Much work has targeted the detection of disease genes through genetic mapping for metabolic diseases such as type 2 diabetes (T2D), cardiovascular diseases (CVD), and other diabetes-related traits such as body mass index (BMI) and hemoglobin (HbA1C) levels. However, the etiology of metabolic diseases remains partially understood hampering the development of more personalized diagnosis, treatment and prevention strategies.
This dissertation examines the association between genetic variants with risk of metabolic diseases and diabetes-related quantitative traits in both candidate gene and genome-wide scan settings. In particular, we assessed the association of genetic loci related to adiposity, inflammation, and lipid storage, with the risk of diabetes using a candidate gene approach. We also investigated biological pathways that may give rise to the development of vascular disease (T2D and/or CVD) and also further investigated genetic variants related to BMI and HbA1C levels using a genome-wide approach. Chapter 1 introduces general background on the evolution of genetic research in the arena of metabolic diseases. Chapter 2 investigates common variants in the genomic region of FABP4, CRP, TNF, IL6 and PPARG in relation to diabetes risk among postmenopausal women enrolled in the Women's Health Initiative Observational Study (WHI-OS). Chapter 3 examines whether common variants involved in vascular disease risk are clustered in multiple pathways among African and Hispanic American participants in the WHI SNP Health Association Resource (SHARe) cohort. Chapter 4 examines the association between genetic variants with BMI and HbA1C levels using a family-based genome-wide association approach among participants in the Framingham Heart Study (FHS).

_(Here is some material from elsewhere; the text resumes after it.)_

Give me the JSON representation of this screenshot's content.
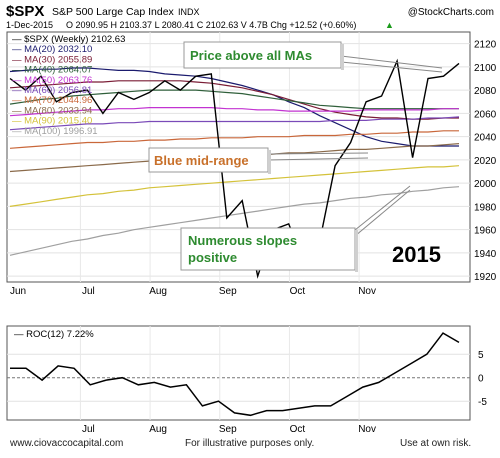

Our main findings are: 1) Candidate gene-based studies indicate that variation exists across even the candidate gene regions. FABP4 genotypes were associated with reduced VCAM-1 levels, though none of the common genetic variants in the FABP4 gene examined were associated with risk of T2D. We also observed modest associations between TNF genetic variants and circulating concentrations of TNF-α-R2, although common variants of CRP, TNF, and IL6 genes were not associated with T2D risk. Using the example of the PPARG gene with T2D risk, however, we replicated the association between the PPARG Pro12Ala genetic variant with diabetes risk and found that haplotype-based analysis is more powerful than single-SNP analysis for identifying genetic variants. 2) Using a pathway-based analytical approach and genome-wide scan data collected among African and Hispanic American postmenopausal women, we observed that genetic variants associated with vascular disease appeared to cluster into several biological pathways including the glycerolipid metabolism and PPAR signaling pathways. 3) We found strong associations between SNPs near the LOC100507205 locus and BMI in the family-based Framingham Heart Study with three generations. We also replicated five well-validated genes that have been previously reported to be significantly associated with the BMI trait. These findings contribute to the growing body of literature in identifying genetic variants in the development of metabolic disease, further future work (e.g. in the area of structure and functional variants) are warranted to improve understanding of the genetic architecture for metabolic outcomes. Increasing integration of cutting edge genomic science into population-based epidemiologic investigation will accelerate and improve our understanding of the genetic susceptibility of complex diseases. The work described in this dissertation represents a tip of our effort toward the ultimate improvement of the diagnosis, treatment and prevention of metabolic diseases in human populations.